Selected Publications

M.E. Neugebauer, E.N. Kissman, J.A. Marchand, J.G. Pelton, N.A. Sambold, D.C. Millar, and M.C.Y. Chang*, “Conversion of a radical hydroxylase into a halogenase through reaction pathway engineering”, Nat. Chem. Biol. 2022, 18, 1171–179.

S. Sirirungruang, O. Ad, T.M. Privalsky, S. Ramesh, J.L. Sax, H. Dong, E.E.K. Baidoo, B, Amer, C. Khosla, and M.C.Y. Chang*, “Engineering site-selective incorporation of fluorine into natural product analogs”, Nat. Chem. Biol. 2022, 18, 886-893.

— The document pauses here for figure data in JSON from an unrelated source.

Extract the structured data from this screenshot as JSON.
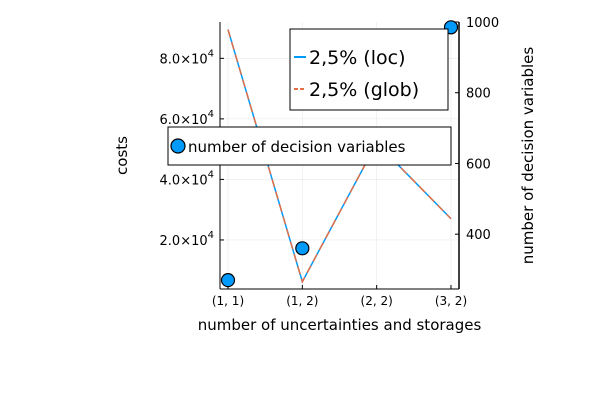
{
  "chart_data": {
    "type": "line",
    "xlabel": "number of uncertainties and storages",
    "ylabel": "costs",
    "y2label": "number of decision variables",
    "categories": [
      "(1, 1)",
      "(1, 2)",
      "(2, 2)",
      "(3, 2)"
    ],
    "ylim": [
      3800,
      92000
    ],
    "y2lim": [
      245,
      1000
    ],
    "yticks": [
      {
        "value": 20000,
        "mant": "2.0×10",
        "exp": "4"
      },
      {
        "value": 40000,
        "mant": "4.0×10",
        "exp": "4"
      },
      {
        "value": 60000,
        "mant": "6.0×10",
        "exp": "4"
      },
      {
        "value": 80000,
        "mant": "8.0×10",
        "exp": "4"
      }
    ],
    "y2ticks": [
      400,
      600,
      800,
      1000
    ],
    "grid": true,
    "series": [
      {
        "name": "2,5% (loc)",
        "axis": "left",
        "color": "#009AFA",
        "dash": false,
        "x": [
          0,
          1,
          2,
          3
        ],
        "y": [
          89500,
          6200,
          52000,
          27000
        ]
      },
      {
        "name": "2,5% (glob)",
        "axis": "left",
        "color": "#E26F46",
        "dash": true,
        "x": [
          0,
          1,
          2,
          3
        ],
        "y": [
          89500,
          6200,
          52000,
          27000
        ]
      },
      {
        "name": "number of decision variables",
        "axis": "right",
        "type": "scatter",
        "color": "#009AFA",
        "x": [
          0,
          1,
          3
        ],
        "y": [
          270,
          360,
          985
        ]
      }
    ],
    "legend": {
      "lines": "top-right",
      "scatter": "center"
    }
  }
}
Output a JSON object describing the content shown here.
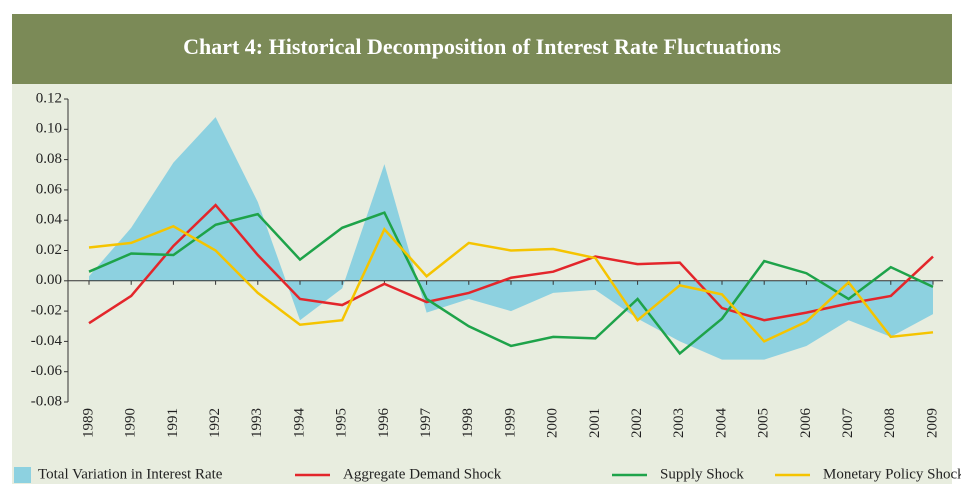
{
  "chart_data": {
    "type": "line",
    "title": "Chart 4: Historical Decomposition of Interest Rate Fluctuations",
    "categories": [
      "1989",
      "1990",
      "1991",
      "1992",
      "1993",
      "1994",
      "1995",
      "1996",
      "1997",
      "1998",
      "1999",
      "2000",
      "2001",
      "2002",
      "2003",
      "2004",
      "2005",
      "2006",
      "2007",
      "2008",
      "2009"
    ],
    "ylim": [
      -0.08,
      0.12
    ],
    "yticks": [
      -0.08,
      -0.06,
      -0.04,
      -0.02,
      {
        "value": 0,
        "label": "0.00"
      },
      0.02,
      0.04,
      0.06,
      0.08,
      {
        "value": 0.1,
        "label": "0.10"
      },
      0.12
    ],
    "legend": "bottom",
    "series": [
      {
        "name": "Total Variation in Interest Rate",
        "color": "#8dd1e0",
        "style": "area",
        "values": [
          0.003,
          0.035,
          0.078,
          0.108,
          0.052,
          -0.026,
          -0.005,
          0.077,
          -0.021,
          -0.012,
          -0.02,
          -0.008,
          -0.006,
          -0.025,
          -0.04,
          -0.052,
          -0.052,
          -0.043,
          -0.026,
          -0.037,
          -0.022
        ]
      },
      {
        "name": "Aggregate Demand Shock",
        "color": "#e3262b",
        "style": "line",
        "values": [
          -0.028,
          -0.01,
          0.023,
          0.05,
          0.017,
          -0.012,
          -0.016,
          -0.002,
          -0.014,
          -0.008,
          0.002,
          0.006,
          0.016,
          0.011,
          0.012,
          -0.018,
          -0.026,
          -0.021,
          -0.015,
          -0.01,
          0.016
        ]
      },
      {
        "name": "Supply Shock",
        "color": "#1ea34a",
        "style": "line",
        "values": [
          0.006,
          0.018,
          0.017,
          0.037,
          0.044,
          0.014,
          0.035,
          0.045,
          -0.012,
          -0.03,
          -0.043,
          -0.037,
          -0.038,
          -0.012,
          -0.048,
          -0.025,
          0.013,
          0.005,
          -0.012,
          0.009,
          -0.004
        ]
      },
      {
        "name": "Monetary Policy Shock",
        "color": "#f5c400",
        "style": "line",
        "values": [
          0.022,
          0.025,
          0.036,
          0.02,
          -0.008,
          -0.029,
          -0.026,
          0.034,
          0.003,
          0.025,
          0.02,
          0.021,
          0.015,
          -0.026,
          -0.003,
          -0.009,
          -0.04,
          -0.027,
          -0.001,
          -0.037,
          -0.034
        ]
      }
    ]
  }
}
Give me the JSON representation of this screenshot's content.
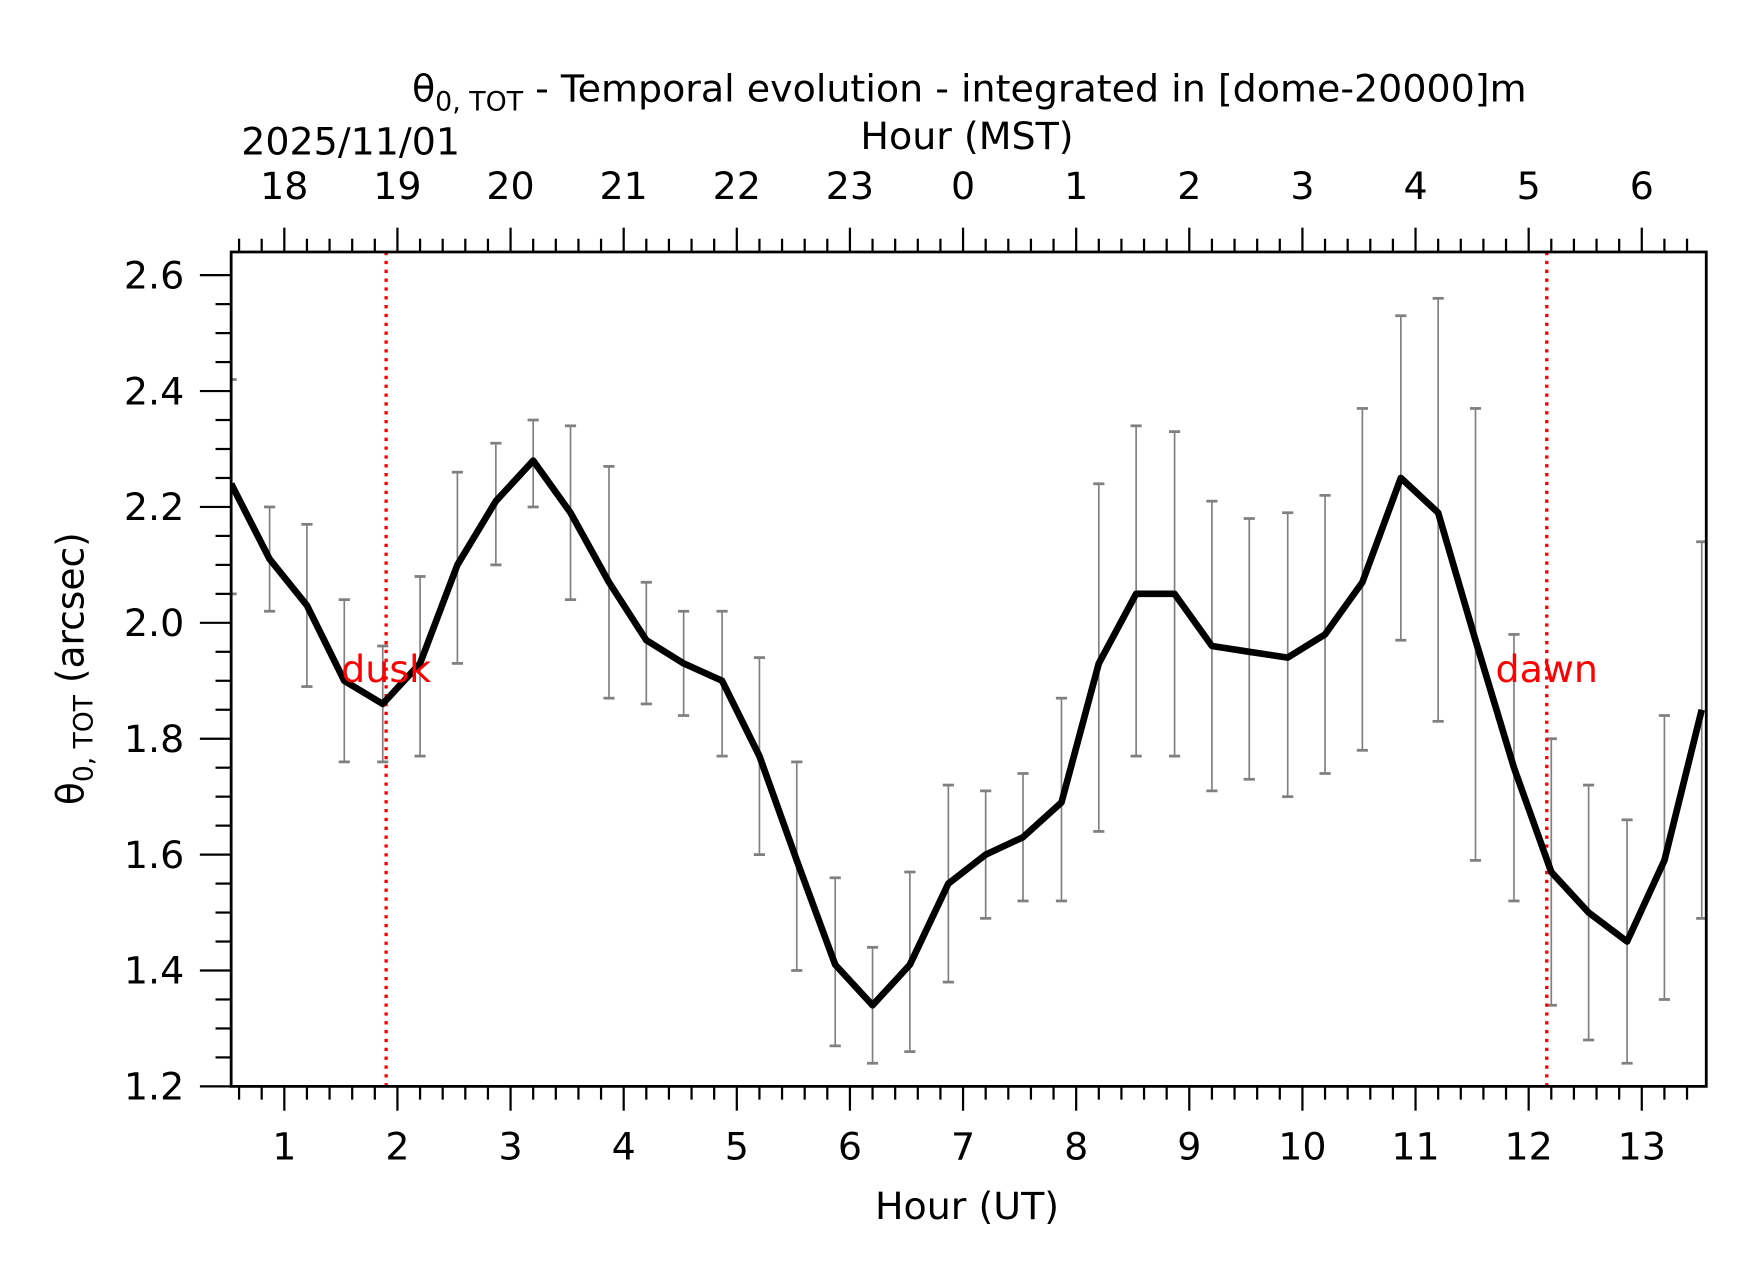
{
  "chart_data": {
    "type": "line",
    "title": "θ0,TOT - Temporal evolution - integrated in [dome-20000]m",
    "title_parts": {
      "symbol": "θ",
      "subscript": "0, TOT",
      "rest": " - Temporal evolution - integrated in [dome-20000]m"
    },
    "date_label": "2025/11/01",
    "xlabel": "Hour (UT)",
    "x2label": "Hour (MST)",
    "ylabel": "θ0,TOT (arcsec)",
    "ylabel_parts": {
      "symbol": "θ",
      "subscript": "0, TOT",
      "rest": " (arcsec)"
    },
    "xlim": [
      0.53,
      13.57
    ],
    "ylim": [
      1.2,
      2.64
    ],
    "xticks": [
      1,
      2,
      3,
      4,
      5,
      6,
      7,
      8,
      9,
      10,
      11,
      12,
      13
    ],
    "xtick_labels": [
      "1",
      "2",
      "3",
      "4",
      "5",
      "6",
      "7",
      "8",
      "9",
      "10",
      "11",
      "12",
      "13"
    ],
    "x2tick_labels": [
      "18",
      "19",
      "20",
      "21",
      "22",
      "23",
      "0",
      "1",
      "2",
      "3",
      "4",
      "5",
      "6"
    ],
    "yticks": [
      1.2,
      1.4,
      1.6,
      1.8,
      2.0,
      2.2,
      2.4,
      2.6
    ],
    "ytick_labels": [
      "1.2",
      "1.4",
      "1.6",
      "1.8",
      "2.0",
      "2.2",
      "2.4",
      "2.6"
    ],
    "grid": false,
    "line_color": "#000000",
    "errorbar_color": "#808080",
    "marker_color": "#ff0000",
    "x": [
      0.53,
      0.87,
      1.2,
      1.53,
      1.87,
      2.2,
      2.53,
      2.87,
      3.2,
      3.53,
      3.87,
      4.2,
      4.53,
      4.87,
      5.2,
      5.53,
      5.87,
      6.2,
      6.53,
      6.87,
      7.2,
      7.53,
      7.87,
      8.2,
      8.53,
      8.87,
      9.2,
      9.53,
      9.87,
      10.2,
      10.53,
      10.87,
      11.2,
      11.53,
      11.87,
      12.2,
      12.53,
      12.87,
      13.2,
      13.53
    ],
    "series": [
      {
        "values": [
          2.24,
          2.11,
          2.03,
          1.9,
          1.86,
          1.93,
          2.1,
          2.21,
          2.28,
          2.19,
          2.07,
          1.97,
          1.93,
          1.9,
          1.77,
          1.59,
          1.41,
          1.34,
          1.41,
          1.55,
          1.6,
          1.63,
          1.69,
          1.93,
          2.05,
          2.05,
          1.96,
          1.95,
          1.94,
          1.98,
          2.07,
          2.25,
          2.19,
          1.97,
          1.75,
          1.57,
          1.5,
          1.45,
          1.59,
          1.85
        ],
        "err_low": [
          2.05,
          2.02,
          1.89,
          1.76,
          1.76,
          1.77,
          1.93,
          2.1,
          2.2,
          2.04,
          1.87,
          1.86,
          1.84,
          1.77,
          1.6,
          1.4,
          1.27,
          1.24,
          1.26,
          1.38,
          1.49,
          1.52,
          1.52,
          1.64,
          1.77,
          1.77,
          1.71,
          1.73,
          1.7,
          1.74,
          1.78,
          1.97,
          1.83,
          1.59,
          1.52,
          1.34,
          1.28,
          1.24,
          1.35,
          1.49
        ],
        "err_high": [
          2.42,
          2.2,
          2.17,
          2.04,
          1.96,
          2.08,
          2.26,
          2.31,
          2.35,
          2.34,
          2.27,
          2.07,
          2.02,
          2.02,
          1.94,
          1.76,
          1.56,
          1.44,
          1.57,
          1.72,
          1.71,
          1.74,
          1.87,
          2.24,
          2.34,
          2.33,
          2.21,
          2.18,
          2.19,
          2.22,
          2.37,
          2.53,
          2.56,
          2.37,
          1.98,
          1.8,
          1.72,
          1.66,
          1.84,
          2.14
        ]
      }
    ],
    "annotations": [
      {
        "text": "dusk",
        "x": 1.9,
        "color": "#ff0000"
      },
      {
        "text": "dawn",
        "x": 12.16,
        "color": "#ff0000"
      }
    ]
  }
}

K. Thevasundaram, J.J. Gallagher, F. Cherng, and M.C.Y. Chang*, “Engineering non-photosynthetic carbon fixation for production of bioplastics by methanogenic archaea”, Proc. Natl. Acad. Sci. U.S.A. 2022, 119, e2118638119.

Z.Q. Wang, H. Song, E.J. Koleski, N. Hara, D.S. Park, G. Kumar, Y. Min, P.J. Dauenhauer, and M.C.Y. Chang*, “A dual cellular-heterogeneous catalyst strategy for the production of olefins from glucose”, Nat. Chem. 2021, 13, 1178-1185.

M.E. Neugebauer, K.H. Sumida, J.G. Pelton, J.L. McMurry, J.A. Marchand, and M.C.Y. Chang*, “A new family of radical halogenases for the engineering of amino acid-based products”, Nat. Chem. Biol. 2019, 15, 1009-1016.

J.A. Marchand, M.E. Neugebauer, M.C. Ing, C. Lin, J.G. Pelton, and M.C.Y. Chang*, “Discovery of a pathway for terminal-alkyne amino acid biosynthesis, Nature 2019, 567, 420-424.